Prediction market Kalshi has also reflected growing expectations that Bitcoin could revisit lower price levels in the coming months.
ETF outflows and fading institutional demand weigh on sentiment
Institutional demand has also shown signs of weakening.
According to K33 Research, spot Bitcoin exchange-traded products recorded outflows of 62,794 BTC over the past three weeks, marking the second-largest outflow streak on record.
Bitcoin ETFs recently registered an 11-day streak of net outflows, the longest such run since the products launched.
K33 Research head Vetle Lunde said investors are increasingly directing capital toward AI-related opportunities instead of cryptocurrencies.
"Much of the market views the opportunity cost of holding BTC as too high while anything AI-related soars," Lunde wrote.
The firm noted that Bitcoin has failed to reclaim its 200-day moving average while major equity indexes continue setting new records.
Upcoming public offerings from companies such as SpaceX and Anthropic may also be attracting investor attention and capital away from crypto assets.
Analysts warn of deeper downside risks
Technical analysts have become increasingly cautious as Bitcoin remains below major resistance levels.
Trader and analyst Rekt Capital said Bitcoin could test its 50-month exponential moving average near $66,250 before potentially moving lower.
"There could be a limited reaction from there on contact, but over time Bitcoin is likely to break down from this EMA and continue macro downside in this Bear Market," he wrote.
Meanwhile, CollinTalksCrypto argued that Bitcoin appears to be following a familiar bear-market pattern after breaking down from a bear flag formation.
"Many wanted to overcomplicate this with 'this time is different,' but bitcoin is just doing the same thing it always does in bear markets.
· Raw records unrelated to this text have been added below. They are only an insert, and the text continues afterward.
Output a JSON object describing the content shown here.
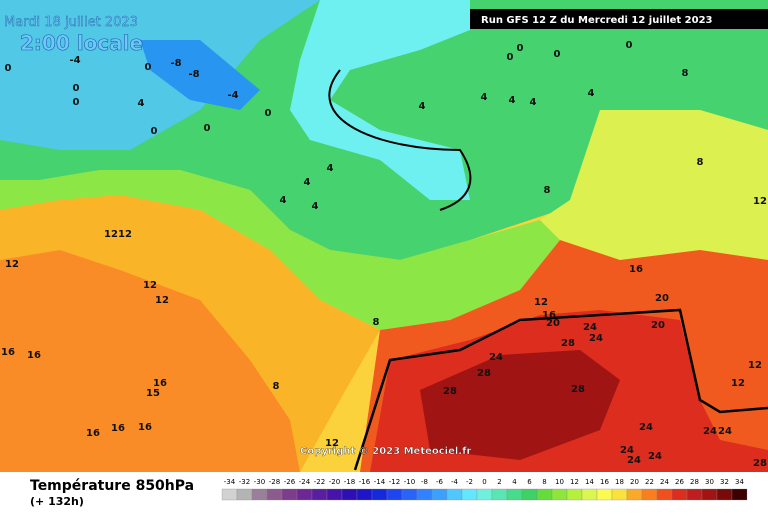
{
  "header": {
    "date": "Mardi 18 juillet 2023",
    "local_time": "2:00 locale",
    "run": "Run GFS 12 Z du Mercredi 12 juillet 2023"
  },
  "copyright": "Copyright © 2023 Meteociel.fr",
  "footer": {
    "title": "Température 850hPa",
    "lead": "(+ 132h)"
  },
  "contour_labels": [
    0,
    -4,
    0,
    -8,
    -8,
    -4,
    0,
    0,
    4,
    0,
    0,
    0,
    4,
    4,
    4,
    4,
    4,
    4,
    4,
    4,
    4,
    0,
    0,
    0,
    0,
    8,
    8,
    8,
    12,
    12,
    12,
    12,
    12,
    12,
    16,
    8,
    12,
    16,
    20,
    20,
    20,
    24,
    24,
    28,
    24,
    28,
    28,
    28,
    24,
    24,
    24,
    24,
    24,
    24,
    12,
    12,
    28,
    16,
    16,
    16,
    15,
    16,
    16,
    16,
    8,
    12
  ],
  "scale": {
    "ticks": [
      -34,
      -32,
      -30,
      -28,
      -26,
      -24,
      -22,
      -20,
      -18,
      -16,
      -14,
      -12,
      -10,
      -8,
      -6,
      -4,
      -2,
      0,
      2,
      4,
      6,
      8,
      10,
      12,
      14,
      16,
      18,
      20,
      22,
      24,
      26,
      28,
      30,
      32,
      34
    ],
    "colors": [
      "#d2d2d2",
      "#b4b4b4",
      "#9a7f9a",
      "#8c5a8c",
      "#7d3c8c",
      "#6e2896",
      "#5a1ea0",
      "#4614aa",
      "#2d0fb4",
      "#1e14c8",
      "#1428dc",
      "#1e46f0",
      "#2864fa",
      "#3282ff",
      "#3ca0ff",
      "#50c8ff",
      "#64e6ff",
      "#6ef0dc",
      "#5ae6b4",
      "#46dc8c",
      "#3cd264",
      "#64dc3c",
      "#8ce63c",
      "#b4f03c",
      "#dcf550",
      "#fafa50",
      "#fae13c",
      "#faaa28",
      "#fa7d1e",
      "#f0501e",
      "#dc2d1e",
      "#be1e1e",
      "#a01414",
      "#780a0a",
      "#3c0000"
    ]
  }
}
It breaks down," he wrote.
K33 Research has not abandoned its view that the cycle low may have been established near $60,000 earlier this year, but the firm has adopted a more cautious stance.
"We read the latent selling pressure in those leveraged longs as a warning of possible deeper lows and advise caution," the report said.
For now, analysts say Bitcoin faces a difficult environment as ETF outflows persist, institutional participation softens, and investors continue favoring sectors tied to the artificial intelligence boom.